Hey folks! I think this request is right up this comm’s alley. I’m sure that we all know bogo sort but, what other terrible/terribly inefficient algorithms, software architecture, or design choices have you been horrified/amused by?
I, sadly, lost a great page of competing terrible sorting algorithms, but I’ll lead with JDSL as a terrible (and terribly inefficient) software architecture and design. The TL;DR is that a fresh CS guy got an internship at a company that based its software offering around a custom, DSL based on JSON that used a svn repo to store all functions in different commits. The poor intern had a bad time due to attempting to add comments to the code, resulting in customer data loss.
No, I won’t give you my github.
That’s ok. I’ve only just met you and am not sure that I’m ready to
commit
.
That’s incredible.
Always worth read: How to write unmaintainable code
great. time to put that in practice.
slow inverse square root:
float slowinvsqrt(float x) { const long accuracy = 100000000; // larger number = better accuracy if (x <= 0.0f) { return NAN; } if (x == 1.0f) { return 1.0f; } if (x < 1.0f) { return 1.0f / slowinvsqrt(1.0f/x); } int max_power = log(accuracy) / log(x); long pow1 = pow(x, max_power - 1); long pow2 = pow(x, max_power); double current = 1.0; double previous = 1.0; for (long i = 0; i<10*accuracy; i++) { current = sin(current); if (i == pow1) { previous = current; } if (i == pow2) { return current / previous; } } }
There are subfields of computer science dedicated to this question. A good starting point for the theory would be Pessimal algorithms and simplexity analysis, which lays out two concepts:
- The time & space simplexity of an algorithm indicates best-case lower bounds on resource usage, and
- An algorithm is pessimal if no equivalent algorithm wastes more time/space/etc.

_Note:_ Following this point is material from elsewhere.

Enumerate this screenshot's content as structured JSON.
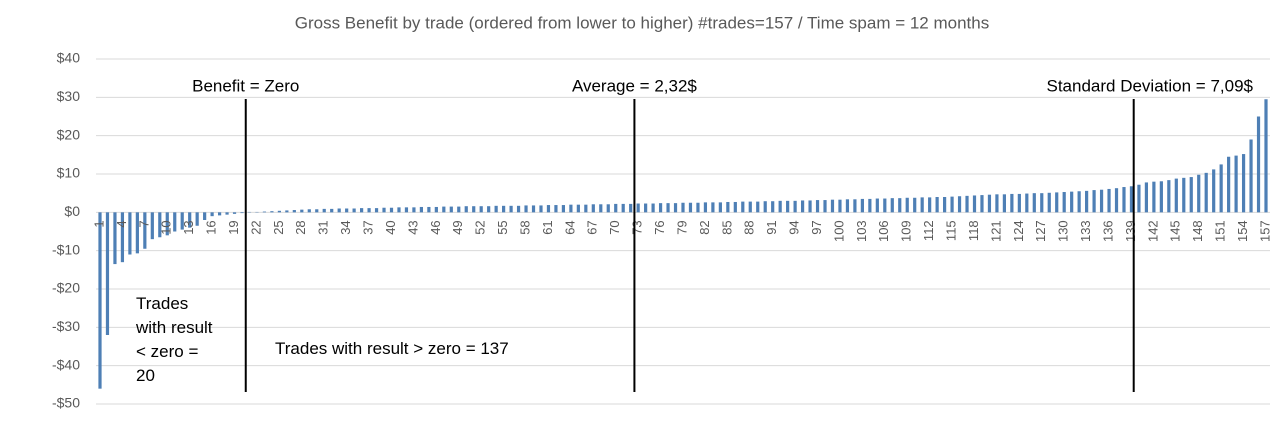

For example, common folklore is that sorting has
O(n lg n)
time complexity, depending on assumptions. In the paper, they give that sorting hasΩ(n ** (lg n / 2))
time simplexity; any algorithm which takes more time, like bogosort, must do so through some sort of trickery like non-determinism or wasting time via do-nothing operations.“EvErYtHiNg ShOuLd Be A mIcRo SeRvIcE” --Executive Who Doesn’t Have to Maintain Said Microservices
I unironically had a screening interview with a recruiter that asked “If you were creating a startup, would you use microservices?”. She didn’t like that my answer was “It depends, I don’t have enough information to answer”.

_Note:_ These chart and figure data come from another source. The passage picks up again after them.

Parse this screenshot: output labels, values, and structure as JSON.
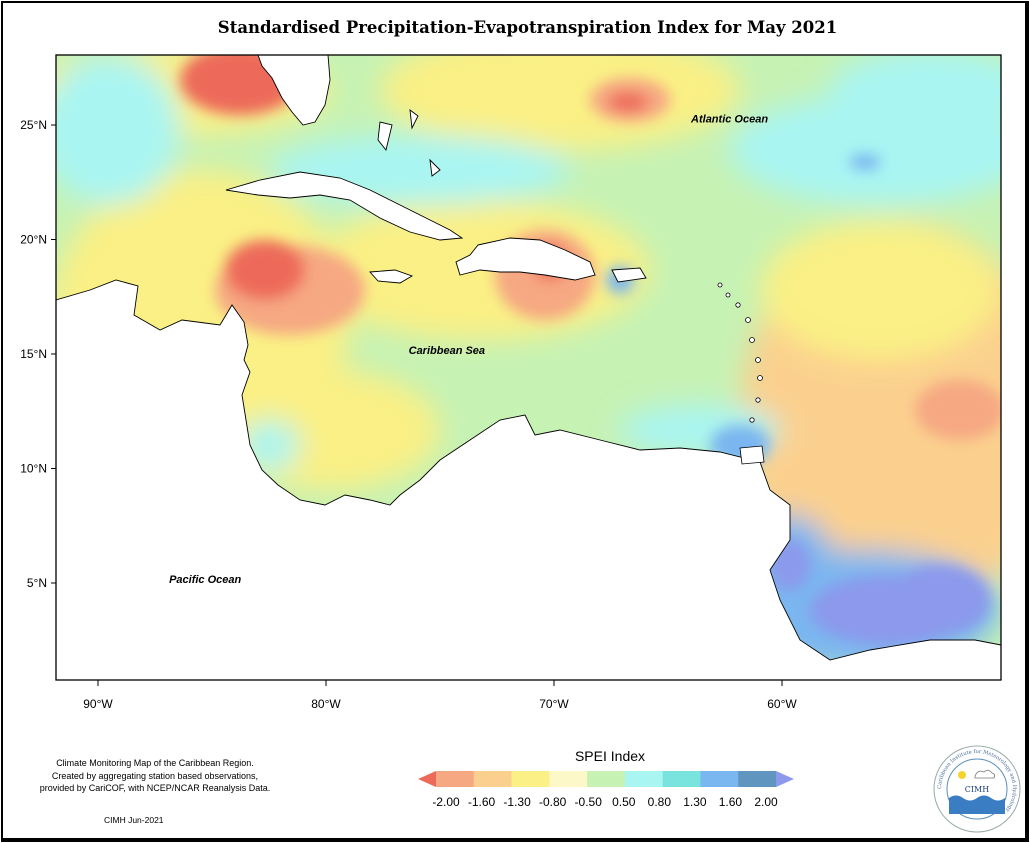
{
  "title": "Standardised Precipitation-Evapotranspiration Index for May 2021",
  "axes": {
    "y_ticks": [
      {
        "label": "25°N",
        "lat": 25
      },
      {
        "label": "20°N",
        "lat": 20
      },
      {
        "label": "15°N",
        "lat": 15
      },
      {
        "label": "10°N",
        "lat": 10
      },
      {
        "label": "5°N",
        "lat": 5
      }
    ],
    "x_ticks": [
      {
        "label": "90°W",
        "lon": -90
      },
      {
        "label": "80°W",
        "lon": -80
      },
      {
        "label": "70°W",
        "lon": -70
      },
      {
        "label": "60°W",
        "lon": -60
      }
    ]
  },
  "map_labels": [
    {
      "text": "Atlantic Ocean",
      "lon": -62.3,
      "lat": 25.1
    },
    {
      "text": "Caribbean Sea",
      "lon": -74.7,
      "lat": 15.0
    },
    {
      "text": "Pacific Ocean",
      "lon": -85.3,
      "lat": 5.0
    }
  ],
  "legend": {
    "title": "SPEI Index",
    "colors": [
      "#ed6a5a",
      "#f6a882",
      "#fbd08e",
      "#faf085",
      "#fdf8c8",
      "#c6f2b4",
      "#a9f5f2",
      "#79e3de",
      "#7ab6f0",
      "#5f95be",
      "#8c99ec"
    ],
    "tick_labels": [
      "-2.00",
      "-1.60",
      "-1.30",
      "-0.80",
      "-0.50",
      "0.50",
      "0.80",
      "1.30",
      "1.60",
      "2.00"
    ]
  },
  "footnote": {
    "line1": "Climate Monitoring Map of the Caribbean Region.",
    "line2": "Created by aggregating station based observations,",
    "line3": "provided by CariCOF, with NCEP/NCAR Reanalysis Data."
  },
  "credit": "CIMH Jun-2021",
  "logo": {
    "ring_text": "Caribbean Institute for Meteorology and Hydrology",
    "abbr": "CIMH"
  }
}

“If you were making food, would you use onion powder?”
πfs: The Data-Free Filesystem!
Sounds like you should look at a few years of https://thedailywtf.com entries. Enough to make the staunchest man (or woman) weep.

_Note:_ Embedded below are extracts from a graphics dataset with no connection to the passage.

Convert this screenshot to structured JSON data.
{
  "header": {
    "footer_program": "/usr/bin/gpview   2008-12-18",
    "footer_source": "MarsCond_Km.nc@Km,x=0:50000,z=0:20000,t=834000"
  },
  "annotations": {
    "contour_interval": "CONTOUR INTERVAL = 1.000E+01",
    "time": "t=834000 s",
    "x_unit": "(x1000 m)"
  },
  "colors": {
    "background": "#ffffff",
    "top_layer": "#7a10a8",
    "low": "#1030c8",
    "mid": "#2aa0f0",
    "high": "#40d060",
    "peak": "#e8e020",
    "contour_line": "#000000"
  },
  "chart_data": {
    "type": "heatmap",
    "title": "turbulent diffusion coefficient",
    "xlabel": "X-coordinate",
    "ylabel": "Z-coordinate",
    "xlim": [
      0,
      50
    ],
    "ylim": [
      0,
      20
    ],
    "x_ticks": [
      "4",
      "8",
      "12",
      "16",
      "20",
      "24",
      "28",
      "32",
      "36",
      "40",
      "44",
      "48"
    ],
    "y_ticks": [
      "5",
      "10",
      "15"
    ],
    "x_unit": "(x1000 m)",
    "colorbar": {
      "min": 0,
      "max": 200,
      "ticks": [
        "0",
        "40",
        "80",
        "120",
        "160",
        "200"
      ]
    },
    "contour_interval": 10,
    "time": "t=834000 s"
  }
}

https://thedailywtf.com/articles/gotta-catch-em-all
Dear God.
try { /* ... some important code ... */ } catch (OutOfMemoryException exception) { Global.Insert("App.GetSettings;", exception.Message); } catch (OverflowException exception) { Global.Insert("App.GetSettings;", exception.Message); } catch (InvalidCastException exception) { Global.Insert("App.GetSettings;", exception.Message); } catch (NullReferenceException exception) { Global.Insert("App.GetSettings;", exception.Message); } catch (IndexOutOfRangeException exception) { Global.Insert("App.GetSettings;", exception.Message); } catch (ArgumentException exception) { Global.Insert("App.GetSettings;", exception.Message); } catch (InvalidOperationException exception) { Global.Insert("App.GetSettings;", exception.Message); } catch (XmlException exception) { Global.Insert("App.GetSettings;", exception.Message); } catch (IOException exception) { Global.Insert("App.GetSettings;", exception.Message); } catch (NotSupportedException exception) { Global.Insert("App.GetSettings;", exception.Message); } catch (Exception exception) { Global.Insert("App.GetSettings;", exception.Message); }
sleep sort
Technically, sleep sort is O(n), so faster than the theoretical optimal sorting algorithm O(n.log n) … not so bad ;)
Sleep sort is kind of like count sort but with added overhead. Both have a complexity of O(n+m) with n being the length and m the value of the max element.
The optimum of O(n * log n) is based on the assumption that the only information about the values is obtained by comparison. If you operate on integer keys I would recommend radix sort. It has a complexity of O(n * w) where w is the length (read logarithm) of the key.
I can’t find the name/source at the moment, but if you enumerate all turing machines and run them concurrently* you will find the optimal algorithm for your problem in O(1) and executed that.
To my knowledge the algorithm is so inefficient on small input that it takes hours to solve integer addition.* You run the first turing machine one step, than the first two one additional step, that the first tree… This allows you to run an unlimited amount of TMs an unlimited amount of steps.